Filtro remove bactérias da água do poço? Filtros de sedimentos e oxidantes NÃO removem bactérias — para desinfecção, é necessário cloração ou ultravioleta (UV).

A PAAS instala filtros em poços que não foram feitos por ela? Sim. A PAAS instala sistemas de filtragem em qualquer poço artesiano no RS, independente de quem fez a perfuração.

Preciso de outorga para instalar filtro no poço? O filtro em si não exige outorga, mas o poço artesiano sim. A PAAS pode regularizar junto com a instalação.

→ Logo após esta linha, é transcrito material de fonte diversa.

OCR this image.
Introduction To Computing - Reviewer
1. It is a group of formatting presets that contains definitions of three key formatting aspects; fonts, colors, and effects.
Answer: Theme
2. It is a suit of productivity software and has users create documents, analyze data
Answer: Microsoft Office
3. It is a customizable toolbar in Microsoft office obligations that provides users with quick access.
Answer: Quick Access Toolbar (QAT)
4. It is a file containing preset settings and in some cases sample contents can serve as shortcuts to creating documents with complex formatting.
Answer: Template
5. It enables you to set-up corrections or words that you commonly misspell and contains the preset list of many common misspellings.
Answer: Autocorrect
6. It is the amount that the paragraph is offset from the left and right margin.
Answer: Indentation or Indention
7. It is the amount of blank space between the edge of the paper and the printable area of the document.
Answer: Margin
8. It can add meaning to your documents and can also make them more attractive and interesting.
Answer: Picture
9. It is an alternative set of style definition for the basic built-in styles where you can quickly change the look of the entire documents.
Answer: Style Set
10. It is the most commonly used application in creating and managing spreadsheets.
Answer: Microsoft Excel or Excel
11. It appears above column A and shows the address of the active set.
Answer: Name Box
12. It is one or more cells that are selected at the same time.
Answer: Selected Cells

A água do poço com muito ferro pode manchar roupas? Sim. Ferro acima de 0,3 mg/L oxida e mancha roupas, louças e superfícies. O filtro oxidante (Birm/Greensand) resolve completamente esse problema.

Conclusão

Escolher o filtro certo para água de poço artesiano no RS começa com uma análise de água — sem ela, qualquer investimento em filtragem é um tiro no escuro. A PAAS oferece o serviço completo: coleta de amostra, laudo laboratorial, projeto do sistema de tratamento, instalação e manutenção preventiva, em todo o Rio Grande do Sul.